AOO réalise ainsi une fois de plus une œuvre « active », puisque l’objectif est
d’éveiller la conscience de ceux qui découvrent son travail, de responsabiliser
par l’expérience esthétique, de créer des alarmes artistiques sur nos modes de
vie. La réalisation effective de ce projet de transfusion sanguine – l’existence immanente de Marion Laval-Jeantet
devenue hybride – ne peut de manière plus générale que nous pousser à une
réelle remise en question face au déploiement des possibles de notre corps,
mais aussi à une prise de conscience du rapport entre notre perception de la
corporéité et notre conception du monde. Or, le plus curieux dans ce processus
est notre capacité à fantasmer sur les pulsions équines que l’artiste a
ressenties, comme si finalement le « mérite » de la réalisation
effective du projet était d’avoir (re)créé un symbole. Il y a ainsi un lien
d’empathie impossible à nier qui se crée entre nous et les artistes, nous et
l’animal.
Cette expérience modifie-t-elle
notre vision de l’art ? Est-elle, justement par sa sincérité, son jeu et son
audace, de l’art avec un grand A ? Ce qui ici fait œuvre est
l’articulation du concret visible et médical (le dispositif, la galerie, la
mise en scène de la performance à la manière d’une cérémonie scientifique) avec
l’imaginaire le plus fantasmagorique [36],
c’est l’ouverture inévitable aux questionnements radicaux que suscite cette
performance, c’est l’égarement philosophique que crée la réalisation de
l’inimaginable, un déploiement des possibles alarmant qui rappelle en même
temps ce que disait Herbert Marcuse à propos de l’art, à savoir, qu’il
« ne survit que là où il se nie, là où il sauve sa substance en niant sa
forme traditionnelle et par là en niant la réconciliation ; là où il
devient surréaliste et atonal » [37].
Penser l’animal dans une
rencontre incarnée :
un art qui fait rhizome
Dans un premier temps, il y a le mouvement
dialectique propre à la performance : « Le commencement est à la fin
et la fin au commencement » [38].
Il s’agit en effet d’un travail sur le devenir :
devenir autre, devenir mutant, devenir animal, ou devenir monstre.
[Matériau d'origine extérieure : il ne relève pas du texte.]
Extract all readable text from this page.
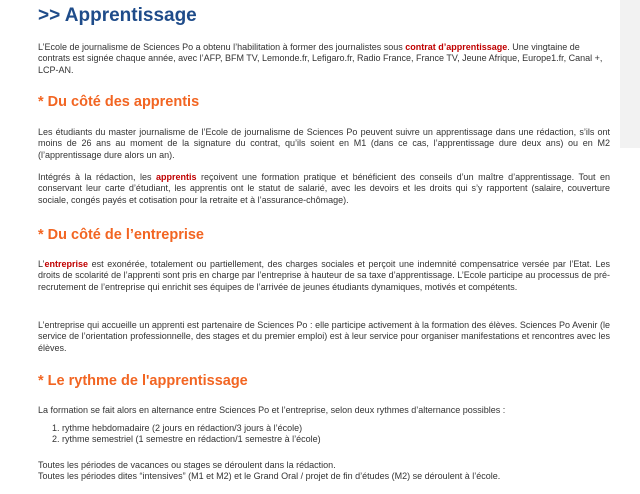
>> Apprentissage

L’Ecole de journalisme de Sciences Po a obtenu l’habilitation à former des journalistes sous contrat d’apprentissage. Une vingtaine de contrats est signée chaque année, avec l’AFP, BFM TV, Lemonde.fr, Lefigaro.fr, Radio France, France TV, Jeune Afrique, Europe1.fr, Canal +, LCP-AN.

* Du côté des apprentis

Les étudiants du master journalisme de l’Ecole de journalisme de Sciences Po peuvent suivre un apprentissage dans une rédaction, s’ils ont moins de 26 ans au moment de la signature du contrat, qu’ils soient en M1 (dans ce cas, l’apprentissage dure deux ans) ou en M2 (l’apprentissage dure alors un an).

Intégrés à la rédaction, les apprentis reçoivent une formation pratique et bénéficient des conseils d’un maître d’apprentissage. Tout en conservant leur carte d’étudiant, les apprentis ont le statut de salarié, avec les devoirs et les droits qui s’y rapportent (salaire, couverture sociale, congés payés et cotisation pour la retraite et à l’assurance-chômage).

* Du côté de l’entreprise

L’entreprise est exonérée, totalement ou partiellement, des charges sociales et perçoit une indemnité compensatrice versée par l’Etat. Les droits de scolarité de l’apprenti sont pris en charge par l’entreprise à hauteur de sa taxe d’apprentissage. L’Ecole participe au processus de pré-recrutement de l’entreprise qui enrichit ses équipes de l’arrivée de jeunes étudiants dynamiques, motivés et compétents.

L’entreprise qui accueille un apprenti est partenaire de Sciences Po : elle participe activement à la formation des élèves. Sciences Po Avenir (le service de l’orientation professionnelle, des stages et du premier emploi) est à leur service pour organiser manifestations et rencontres avec les élèves.

* Le rythme de l'apprentissage

La formation se fait alors en alternance entre Sciences Po et l’entreprise, selon deux rythmes d’alternance possibles :

1. rythme hebdomadaire (2 jours en rédaction/3 jours à l’école)
2. rythme semestriel (1 semestre en rédaction/1 semestre à l’école)

Toutes les périodes de vacances ou stages se déroulent dans la rédaction.
Toutes les périodes dites “intensives” (M1 et M2) et le Grand Oral / projet de fin d’études (M2) se déroulent à l’école.
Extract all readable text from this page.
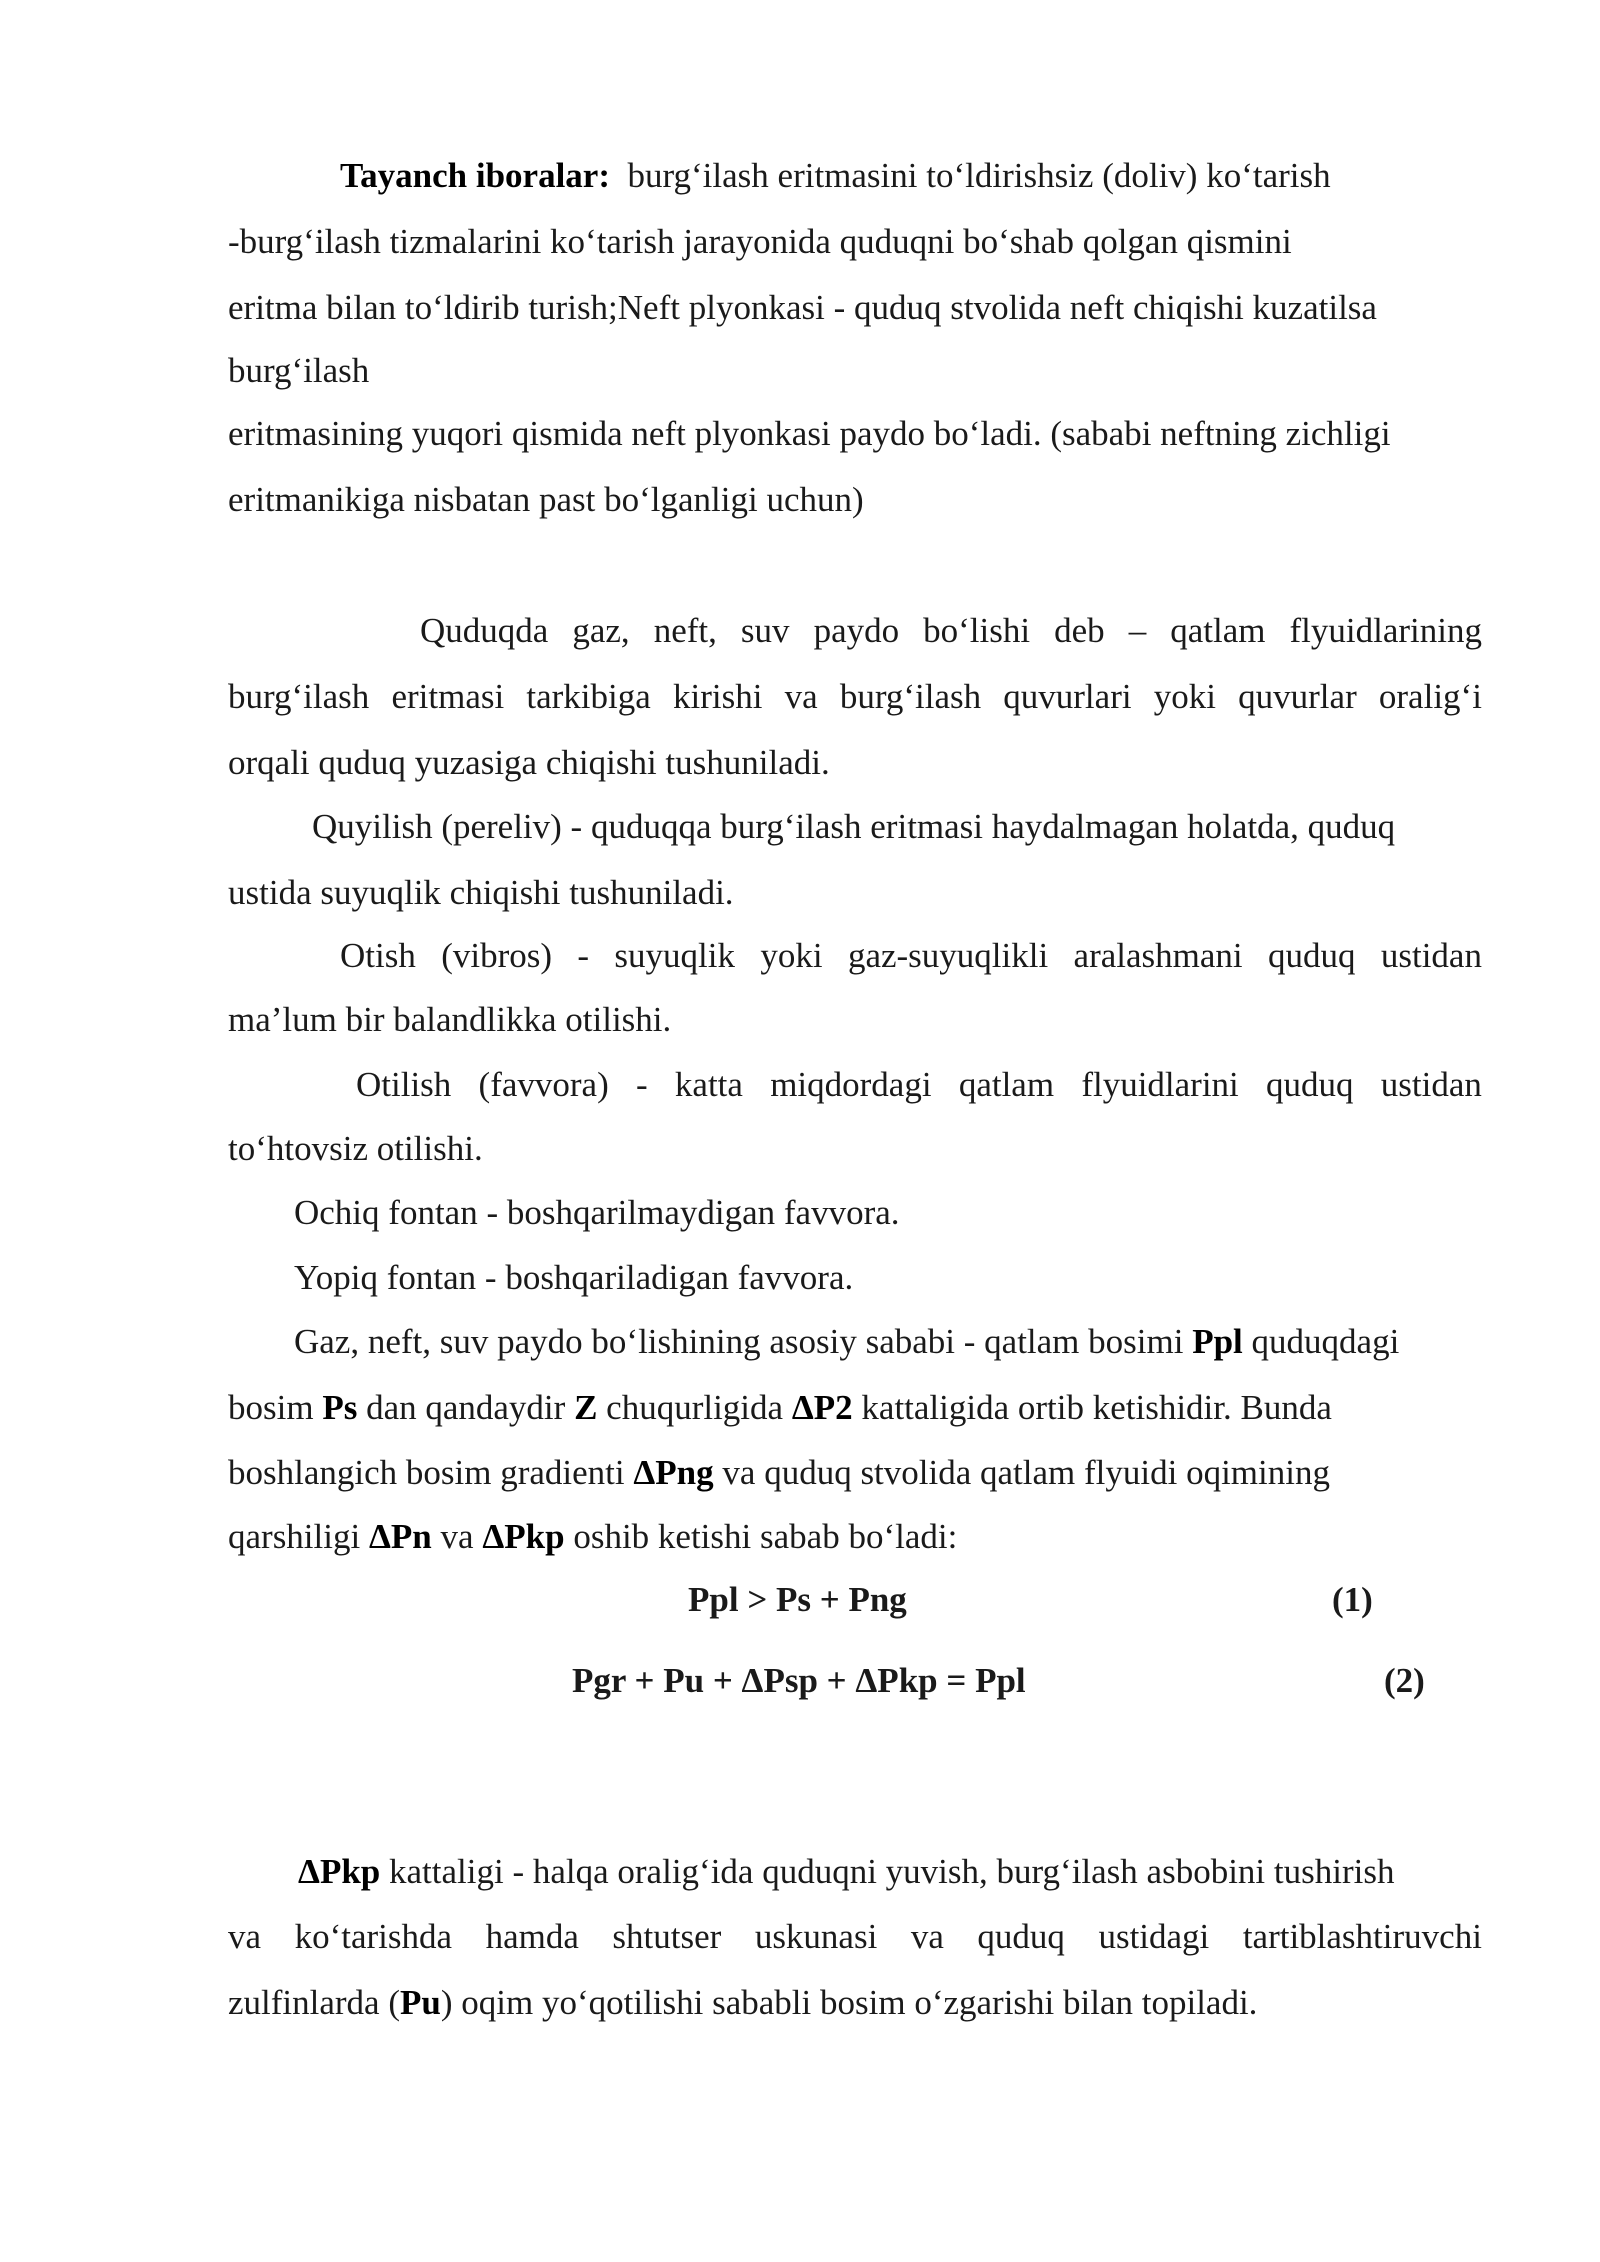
Tayanch iboralar: burg‘ilash eritmasini to‘ldirishsiz (doliv) ko‘tarish
-burg‘ilash tizmalarini ko‘tarish jarayonida quduqni bo‘shab qolgan qismini
eritma bilan to‘ldirib turish;Neft plyonkasi - quduq stvolida neft chiqishi kuzatilsa
burg‘ilash
eritmasining yuqori qismida neft plyonkasi paydo bo‘ladi. (sababi neftning zichligi
eritmanikiga nisbatan past bo‘lganligi uchun)
Quduqda gaz, neft, suv paydo bo‘lishi deb – qatlam flyuidlarining
burg‘ilash eritmasi tarkibiga kirishi va burg‘ilash quvurlari yoki quvurlar oralig‘i
orqali quduq yuzasiga chiqishi tushuniladi.
Quyilish (pereliv) - quduqqa burg‘ilash eritmasi haydalmagan holatda, quduq
ustida suyuqlik chiqishi tushuniladi.
Otish (vibros) - suyuqlik yoki gaz-suyuqlikli aralashmani quduq ustidan
ma’lum bir balandlikka otilishi.
Otilish (favvora) - katta miqdordagi qatlam flyuidlarini quduq ustidan
to‘htovsiz otilishi.
Ochiq fontan - boshqarilmaydigan favvora.
Yopiq fontan - boshqariladigan favvora.
Gaz, neft, suv paydo bo‘lishining asosiy sababi - qatlam bosimi Ppl quduqdagi
bosim Ps dan qandaydir Z chuqurligida ΔP2 kattaligida ortib ketishidir. Bunda
boshlangich bosim gradienti ΔPng va quduq stvolida qatlam flyuidi oqimining
qarshiligi ΔPn va ΔPkp oshib ketishi sabab bo‘ladi:
Ppl > Ps + Png	(1)
Pgr + Pu + ΔPsp + ΔPkp = Ppl	(2)
ΔPkp kattaligi - halqa oralig‘ida quduqni yuvish, burg‘ilash asbobini tushirish
va ko‘tarishda hamda shtutser uskunasi va quduq ustidagi tartiblashtiruvchi
zulfinlarda (Pu) oqim yo‘qotilishi sababli bosim o‘zgarishi bilan topiladi.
On pourrait
évoquer ici la théorie des devenirs développée par Gilles Deleuze et Félix
Guattari : « devenir-animal », « devenir-minoritaire »,
« devenir-moléculaire », etc. [39]. Dans
son évocation des possibilités technologiques Que le cheval vive en moi ! conjoint ainsi une approche à la
fois extrêmement réaliste et purement fantastique où « le Même peut être
concerné par l’Autre sans que l’Autre s’assimile au Même » [40]. Puisqu’en
effet le cheval n’est pas devenu plus humain après cette expérience. Le « troisième
autre » – le résultat de la création, de l’hybridation, c’est-à-dire
Marion Laval-Jeantet devenue centaure –
n’est pas forcément assimilable au Même ou à l’Autre, mais les porte tous deux
toujours en soi. ainsi les
réalités se renvoient-elles les unes aux autres et elles se complètent. Il
s’agit en somme de la proposition d’un
méta-soma anthropomorphe ou zoomorphe à partir de l’hybridation des sangs
humain et animal qui met en œuvre des dispositifs biotechnologiques extrêmement
complexes. Autrement dit, l’objectif n’est pas ici d’imiter ou de dépasser la
nature mais plutôt de la prolonger.
Les modifications et les métamorphoses corporelles –
rituelles, thérapeutiques, décoratives ou expérimentales – ne sont pas
récentes. Il faut en effet les concevoir dans la continuité des techniques du
corps, qu’elles soient traditionnelles ou modernes – médicales,
symboliques, esthétiques, ou autres : tatouages, piercings, lèvres à
plateaux, cous étirés, crânes allongés, cultes des petits pieds, incrustations,
incisions, circoncisions, excisions, clitoridectomies, teintures, arrachage ou
limage des dents, etc.) [41].
Cette performance d’AOO provoque de toute évidence la réflexion parce que les
artistes jouent – par le truchement d’une pratique transgressive,
provocatrice et surprenante – un
rôle de passeurs entre le grand public, les laboratoires scientifiques et
les lieux de la « haute » culture de l’art contemporain. On comprend mieux maintenant pourquoi
Marion Laval-Jeantet et Benoît Mangin, plutôt que de choquer en jouant sur la
provocation, ont préféré poser le plus complètement et le plus sincèrement
possible la question de l’altérité et de l’altération, celle du déploiement des
possibles de la corporéité contemporaine.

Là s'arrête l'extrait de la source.